Applying data to reduce digital financial services fraud
Better data analysis is the key to stopping fraud before it happens
Fraud has become a significant problem for organisations across the continent, with a Myriad Connect study in Kenya last year finding that 61% of financial services CIOs cite fraud as one of the top 5 challenges facing their institutions. Over 1 in 5 Kenyans have been the victims of financial fraud including mobile money, fraud, online shopping fraud and SIM swap fraud, or know someone who has. Virtually all surveyed would consider moving to a financial service provider who offered more protection against fraud, as well as paying a fee for more secure financial services. Despite the relatively high number of respondents who have fallen victim to fraud, 66.8% said they felt their bank, mobile operator or mobile money provider did enough to protect them from these types of fraud.
For enterprises such as financial services, this changing environment characterised by massive volumes of data and growing fraud risks presents both challenges and opportunities. The challenges lie in securing and protecting massive volumes of in-transit and stored data relating to customers’ personal information and transactions. As well as challenges in identifying attempts at fraud, preventing fraud and theft, and prosecuting criminals in the event fraud takes place.
The opportunities, however, are to be found within the same proliferation of digital data, which presents significant opportunities. These include new approaches to big data analytics, behavioural analytics, machine learning applications and emerging technologies, to find the patterns underlying fraud and more effectively track down and prosecute those responsible for it.
Data analysis techniques have long been used for fraud detection, but the more organisations and consumers use digital services, the richer and more prevalent the data that becomes available for analysis. Now GPS delivers geographical information, interlinked applications can help identify culprits, and social network analysis can be harnessed to understand connections within syndicates and behaviour patterns before or after fraud is committed. Certain digital financial services, like online banking or mobile banking apps, simultaneously offer a wealth of data that can be collected and analysed to gather critical insights into where, how and by whom fraud is being carried out; and a proliferation of technology that can be introduced for fraud prevention.
In South Africa alone, the South African Fraud Prevention Service indicates that new fraud listings increased by 56% in 2017, but losses by companies that took proactive measures such as audits, a fraud hotline, fraud risk assessments and proactive data monitoring were 12% to 56% lower. Discovery Health has famously saved hundreds of millions of rands each year by applying analytics to its claims data in recent years. Last year alone, the company uncovered fraud and recovered misspent funds totalling over R568 million.

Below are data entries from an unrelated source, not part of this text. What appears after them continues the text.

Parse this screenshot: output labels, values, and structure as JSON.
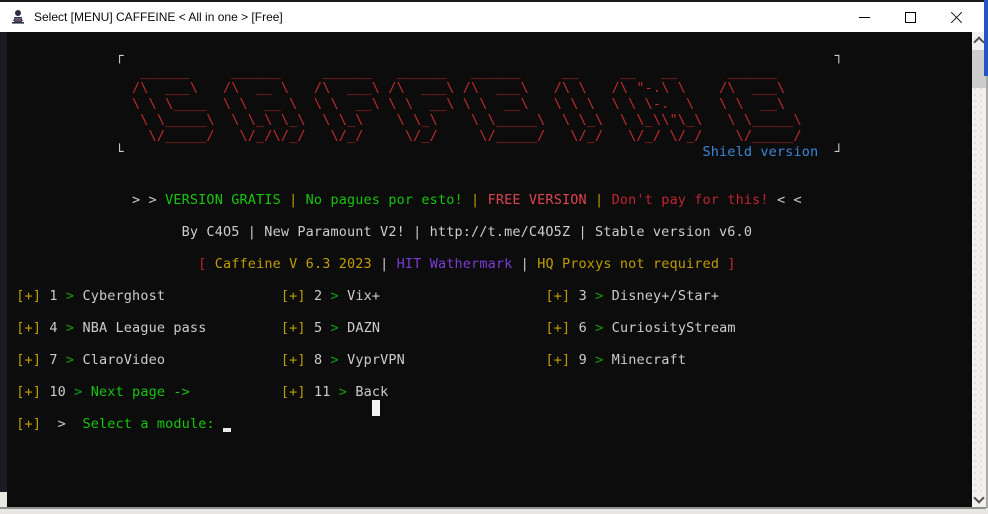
{
  "window": {
    "title": "Select [MENU] CAFFEINE < All in one > [Free]"
  },
  "icons": {
    "app": "hacker-console-app-icon",
    "minimize": "minimize-icon",
    "maximize": "maximize-icon",
    "close": "close-icon",
    "scroll_up": "scroll-up-arrow-icon",
    "scroll_down": "scroll-down-arrow-icon"
  },
  "colors": {
    "fg": "#cccccc",
    "red": "#c22b2b",
    "green": "#16c60c",
    "greenDim": "#13a10e",
    "gold": "#c19c00",
    "brightRed": "#dd4450",
    "darkRed": "#c02430",
    "purple": "#7d3bd4",
    "blue": "#3e86d8"
  },
  "terminal": {
    "lines": [
      {
        "row": 1,
        "name": "banner-frame-top",
        "segments": [
          {
            "t": "             ┌",
            "c": "fg"
          },
          {
            "t": "                                                                                      ",
            "c": "fg"
          },
          {
            "t": "┐",
            "c": "fg"
          }
        ]
      },
      {
        "row": 2,
        "name": "banner-line-1",
        "segments": [
          {
            "t": "               ",
            "c": "fg"
          },
          {
            "t": " ______    ",
            "c": "red"
          },
          {
            "t": " ______    ",
            "c": "red"
          },
          {
            "t": " ______  ",
            "c": "red"
          },
          {
            "t": " ______  ",
            "c": "red"
          },
          {
            "t": " ______    ",
            "c": "red"
          },
          {
            "t": " __    ",
            "c": "red"
          },
          {
            "t": " __   __     ",
            "c": "red"
          },
          {
            "t": " ______    ",
            "c": "red"
          }
        ]
      },
      {
        "row": 3,
        "name": "banner-line-2",
        "segments": [
          {
            "t": "               ",
            "c": "fg"
          },
          {
            "t": "/\\  ___\\   ",
            "c": "red"
          },
          {
            "t": "/\\  __ \\   ",
            "c": "red"
          },
          {
            "t": "/\\  ___\\ ",
            "c": "red"
          },
          {
            "t": "/\\  ___\\ ",
            "c": "red"
          },
          {
            "t": "/\\  ___\\   ",
            "c": "red"
          },
          {
            "t": "/\\ \\   ",
            "c": "red"
          },
          {
            "t": "/\\ \"-.\\ \\    ",
            "c": "red"
          },
          {
            "t": "/\\  ___\\   ",
            "c": "red"
          }
        ]
      },
      {
        "row": 4,
        "name": "banner-line-3",
        "segments": [
          {
            "t": "               ",
            "c": "fg"
          },
          {
            "t": "\\ \\ \\____  ",
            "c": "red"
          },
          {
            "t": "\\ \\  __ \\  ",
            "c": "red"
          },
          {
            "t": "\\ \\  __\\ ",
            "c": "red"
          },
          {
            "t": "\\ \\  __\\ ",
            "c": "red"
          },
          {
            "t": "\\ \\  __\\   ",
            "c": "red"
          },
          {
            "t": "\\ \\ \\  ",
            "c": "red"
          },
          {
            "t": "\\ \\ \\-.  \\   ",
            "c": "red"
          },
          {
            "t": "\\ \\  __\\   ",
            "c": "red"
          }
        ]
      },
      {
        "row": 5,
        "name": "banner-line-4",
        "segments": [
          {
            "t": "               ",
            "c": "fg"
          },
          {
            "t": " \\ \\_____\\ ",
            "c": "red"
          },
          {
            "t": " \\ \\_\\ \\_\\ ",
            "c": "red"
          },
          {
            "t": " \\ \\_\\   ",
            "c": "red"
          },
          {
            "t": " \\ \\_\\   ",
            "c": "red"
          },
          {
            "t": " \\ \\_____\\ ",
            "c": "red"
          },
          {
            "t": " \\ \\_\\ ",
            "c": "red"
          },
          {
            "t": " \\ \\_\\\\\"\\_\\  ",
            "c": "red"
          },
          {
            "t": " \\ \\_____\\ ",
            "c": "red"
          }
        ]
      },
      {
        "row": 6,
        "name": "banner-line-5",
        "segments": [
          {
            "t": "               ",
            "c": "fg"
          },
          {
            "t": "  \\/_____/ ",
            "c": "red"
          },
          {
            "t": "  \\/_/\\/_/ ",
            "c": "red"
          },
          {
            "t": "  \\/_/   ",
            "c": "red"
          },
          {
            "t": "  \\/_/   ",
            "c": "red"
          },
          {
            "t": "  \\/_____/ ",
            "c": "red"
          },
          {
            "t": "  \\/_/ ",
            "c": "red"
          },
          {
            "t": "  \\/_/ \\/_/  ",
            "c": "red"
          },
          {
            "t": "  \\/_____/ ",
            "c": "red"
          }
        ]
      },
      {
        "row": 7,
        "name": "banner-frame-bottom",
        "segments": [
          {
            "t": "             └",
            "c": "fg"
          },
          {
            "t": "                                                                      ",
            "c": "fg"
          },
          {
            "t": "Shield version",
            "c": "blue",
            "name": "shield-version-label"
          },
          {
            "t": "  ┘",
            "c": "fg"
          }
        ]
      },
      {
        "row": 10,
        "name": "tagline",
        "segments": [
          {
            "t": "               > > ",
            "c": "fg"
          },
          {
            "t": "VERSION GRATIS",
            "c": "green",
            "name": "tagline-version-gratis"
          },
          {
            "t": " | ",
            "c": "gold"
          },
          {
            "t": "No pagues por esto!",
            "c": "green",
            "name": "tagline-no-pagues"
          },
          {
            "t": " | ",
            "c": "gold"
          },
          {
            "t": "FREE VERSION",
            "c": "brightRed",
            "name": "tagline-free-version"
          },
          {
            "t": " | ",
            "c": "gold"
          },
          {
            "t": "Don't pay for this!",
            "c": "darkRed",
            "name": "tagline-dont-pay"
          },
          {
            "t": " < <",
            "c": "fg"
          }
        ]
      },
      {
        "row": 12,
        "name": "byline",
        "segments": [
          {
            "t": "                     ",
            "c": "fg"
          },
          {
            "t": "By C4O5 | New Paramount V2! | http://t.me/C4O5Z | Stable version v6.0",
            "c": "fg",
            "name": "byline-text"
          }
        ]
      },
      {
        "row": 14,
        "name": "version-line",
        "segments": [
          {
            "t": "                       ",
            "c": "fg"
          },
          {
            "t": "[",
            "c": "darkRed"
          },
          {
            "t": " ",
            "c": "fg"
          },
          {
            "t": "Caffeine V 6.3 2023",
            "c": "gold",
            "name": "version-caffeine"
          },
          {
            "t": " | ",
            "c": "fg"
          },
          {
            "t": "HIT Wathermark",
            "c": "purple",
            "name": "version-hit-wathermark"
          },
          {
            "t": " | ",
            "c": "fg"
          },
          {
            "t": "HQ Proxys not required",
            "c": "gold",
            "name": "version-hq-proxys"
          },
          {
            "t": " ",
            "c": "fg"
          },
          {
            "t": "]",
            "c": "darkRed"
          }
        ]
      },
      {
        "row": 16,
        "name": "menu-row-1",
        "segments": [
          {
            "t": " ",
            "c": "fg"
          },
          {
            "t": "[+]",
            "c": "gold"
          },
          {
            "t": " 1 ",
            "c": "fg"
          },
          {
            "t": "> ",
            "c": "greenDim"
          },
          {
            "t": "Cyberghost",
            "c": "fg",
            "name": "menu-item-1-label"
          },
          {
            "t": "              ",
            "c": "fg"
          },
          {
            "t": "[+]",
            "c": "gold"
          },
          {
            "t": " 2 ",
            "c": "fg"
          },
          {
            "t": "> ",
            "c": "greenDim"
          },
          {
            "t": "Vix+",
            "c": "fg",
            "name": "menu-item-2-label"
          },
          {
            "t": "                    ",
            "c": "fg"
          },
          {
            "t": "[+]",
            "c": "gold"
          },
          {
            "t": " 3 ",
            "c": "fg"
          },
          {
            "t": "> ",
            "c": "greenDim"
          },
          {
            "t": "Disney+/Star+",
            "c": "fg",
            "name": "menu-item-3-label"
          }
        ]
      },
      {
        "row": 18,
        "name": "menu-row-2",
        "segments": [
          {
            "t": " ",
            "c": "fg"
          },
          {
            "t": "[+]",
            "c": "gold"
          },
          {
            "t": " 4 ",
            "c": "fg"
          },
          {
            "t": "> ",
            "c": "greenDim"
          },
          {
            "t": "NBA League pass",
            "c": "fg",
            "name": "menu-item-4-label"
          },
          {
            "t": "         ",
            "c": "fg"
          },
          {
            "t": "[+]",
            "c": "gold"
          },
          {
            "t": " 5 ",
            "c": "fg"
          },
          {
            "t": "> ",
            "c": "greenDim"
          },
          {
            "t": "DAZN",
            "c": "fg",
            "name": "menu-item-5-label"
          },
          {
            "t": "                    ",
            "c": "fg"
          },
          {
            "t": "[+]",
            "c": "gold"
          },
          {
            "t": " 6 ",
            "c": "fg"
          },
          {
            "t": "> ",
            "c": "greenDim"
          },
          {
            "t": "CuriosityStream",
            "c": "fg",
            "name": "menu-item-6-label"
          }
        ]
      },
      {
        "row": 20,
        "name": "menu-row-3",
        "segments": [
          {
            "t": " ",
            "c": "fg"
          },
          {
            "t": "[+]",
            "c": "gold"
          },
          {
            "t": " 7 ",
            "c": "fg"
          },
          {
            "t": "> ",
            "c": "greenDim"
          },
          {
            "t": "ClaroVideo",
            "c": "fg",
            "name": "menu-item-7-label"
          },
          {
            "t": "              ",
            "c": "fg"
          },
          {
            "t": "[+]",
            "c": "gold"
          },
          {
            "t": " 8 ",
            "c": "fg"
          },
          {
            "t": "> ",
            "c": "greenDim"
          },
          {
            "t": "VyprVPN",
            "c": "fg",
            "name": "menu-item-8-label"
          },
          {
            "t": "                 ",
            "c": "fg"
          },
          {
            "t": "[+]",
            "c": "gold"
          },
          {
            "t": " 9 ",
            "c": "fg"
          },
          {
            "t": "> ",
            "c": "greenDim"
          },
          {
            "t": "Minecraft",
            "c": "fg",
            "name": "menu-item-9-label"
          }
        ]
      },
      {
        "row": 22,
        "name": "menu-row-4",
        "segments": [
          {
            "t": " ",
            "c": "fg"
          },
          {
            "t": "[+]",
            "c": "gold"
          },
          {
            "t": " 10 ",
            "c": "fg"
          },
          {
            "t": "> ",
            "c": "greenDim"
          },
          {
            "t": "Next page ->",
            "c": "green",
            "name": "menu-item-10-label"
          },
          {
            "t": "           ",
            "c": "fg"
          },
          {
            "t": "[+]",
            "c": "gold"
          },
          {
            "t": " 11 ",
            "c": "fg"
          },
          {
            "t": "> ",
            "c": "greenDim"
          },
          {
            "t": "Back",
            "c": "fg",
            "name": "menu-item-11-label"
          }
        ]
      },
      {
        "row": 23,
        "name": "stray-block-cursor-line",
        "segments": [
          {
            "t": "                                            ",
            "c": "fg"
          },
          {
            "t": " ",
            "c": "fg",
            "cursor": "block",
            "name": "stray-block-cursor"
          }
        ]
      },
      {
        "row": 24,
        "name": "prompt-line",
        "segments": [
          {
            "t": " ",
            "c": "fg"
          },
          {
            "t": "[+]",
            "c": "gold"
          },
          {
            "t": "  ",
            "c": "fg"
          },
          {
            "t": ">",
            "c": "fg"
          },
          {
            "t": "  ",
            "c": "fg"
          },
          {
            "t": "Select a module:",
            "c": "green",
            "name": "prompt-label"
          },
          {
            "t": " ",
            "c": "fg"
          },
          {
            "t": " ",
            "c": "fg",
            "cursor": "underscore",
            "name": "prompt-cursor"
          }
        ]
      }
    ]
  }
}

The Association for Certified Fraud Examiners (ACFE) notes that data analytics is especially useful when fraud is hidden in large data volumes, and can be applied across financial and accounting, customer, vendor, HR and external benchmarking data, as well as to internal communications and documents. Data on employee attendance, spending and access to physical sites and networks can also support fraud identification and raise red flags about potential internal fraud, says ACFE.
Given the importance of data analytics, 82% of CIOs in Myriad Connect’s survey use real-time insights and tracking tools and platforms, to monitor and manage fraud. Data analysis should form an essential part of security professionals’ toolkit that can help prevent and detect fraud – helping to mitigate risk, catch fraud faster and reduce the impact it can have on organisations.